Many solutions have been offered. As with medical cost controls in general, all fall short of the goal. The best scenario is to avoid malpractice, to not cause unjustified expectations of successful outcomes and avoid malpractice lawsuits. Court decisions over the years have defined heavy burdens for litigants. Malpractice suits can run for years and are expensive to develop and argue successfully. Yet, when claims reach the courts there are factors that support litigants including a jury that while totally convinced that malpractice occurred patients with a hideous outcome after medical care received have a sympathy factor in their favor.
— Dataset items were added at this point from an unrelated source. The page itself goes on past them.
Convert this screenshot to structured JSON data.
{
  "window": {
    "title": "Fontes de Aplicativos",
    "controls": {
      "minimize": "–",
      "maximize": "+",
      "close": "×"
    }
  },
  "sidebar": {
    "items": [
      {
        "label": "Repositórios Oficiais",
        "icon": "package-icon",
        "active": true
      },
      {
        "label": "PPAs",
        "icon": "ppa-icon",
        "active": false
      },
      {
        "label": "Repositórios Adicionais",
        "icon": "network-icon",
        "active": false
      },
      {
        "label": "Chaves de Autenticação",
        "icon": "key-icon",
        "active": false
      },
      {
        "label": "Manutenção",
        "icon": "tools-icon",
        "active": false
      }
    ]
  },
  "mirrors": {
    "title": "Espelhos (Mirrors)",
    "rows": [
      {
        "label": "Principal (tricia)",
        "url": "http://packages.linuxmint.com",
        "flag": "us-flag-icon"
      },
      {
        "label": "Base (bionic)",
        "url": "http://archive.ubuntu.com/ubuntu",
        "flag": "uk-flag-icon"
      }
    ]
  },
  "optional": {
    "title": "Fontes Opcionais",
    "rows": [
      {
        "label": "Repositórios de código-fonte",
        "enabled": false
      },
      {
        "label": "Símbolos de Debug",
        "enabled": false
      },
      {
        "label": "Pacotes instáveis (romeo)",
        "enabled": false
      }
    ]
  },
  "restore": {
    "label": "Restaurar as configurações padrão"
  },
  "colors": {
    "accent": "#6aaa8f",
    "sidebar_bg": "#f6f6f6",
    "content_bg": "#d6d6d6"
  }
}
Another solution is to cap the monetary damages. This concept has proven workable in other areas of damages including workers’ compensation. However, ingenious counsel can almost always get around the limits set in rules and regulations. And often out-of-court settlements are arranged for reasons other than the fear of a loss. Public exposure accompanied by threats of new regulations and enforcement as well as the expense of defense with no assurance of victory all plays a part in the drama. Exposure that is to be avoided at all cost includes the systemic error or structural defect that can excite a class action. Faulty equipment, misuse or failure to apply standard procedures has led to multiple suits being galvanized into one multi-million or billion dollar action. One recent example was the over diagnostic radiation of patients at one hospital that led to skin burns and cancers. Needless to say the state involved had to move quickly to avoid a CCAHS type revelation in the New York Times. Instead of the Times exposing lethargy and cover-up the story reported quick action to identify the patients and prompt notice of the potential damage.

While even the best of the best can perform malpractice the best of the best have shown that the way to avoid malpractice suits is to confront the family with the fact that an error occurred. The physicians and hospitals taking this open transparency (i.e. honest and truthful) approach have been rewarded by fewer suits and less costly settlements. Their honor was not impeached and their reputations were not tarnished; in fact enhanced.

Unfortunately, CCAHS did not effectively connect the issue of hospital inspections reports of failures to comply with state and federal laws and the (today) is called ‘best practices’ of the medical profession.

Malpractice is still a hot button issue. As seen elsewhere in this description of CCAHS publications, as doctors took on the role of employed medical care givers with paid malpractice insurance, their opposition to patient litigation has dramatically decreased. The types and numbers of malpractice claims, suits and settlements is a very gross measurement of quality. Malpractice claims vary by class, education, the degree of the damage and most importantly how the provider responds and reports the malpractice to the patient and family. One thing is clear: the solution to this problem is not capping damages but as with other aspects of medical care delivery preventing and reducing malpractice.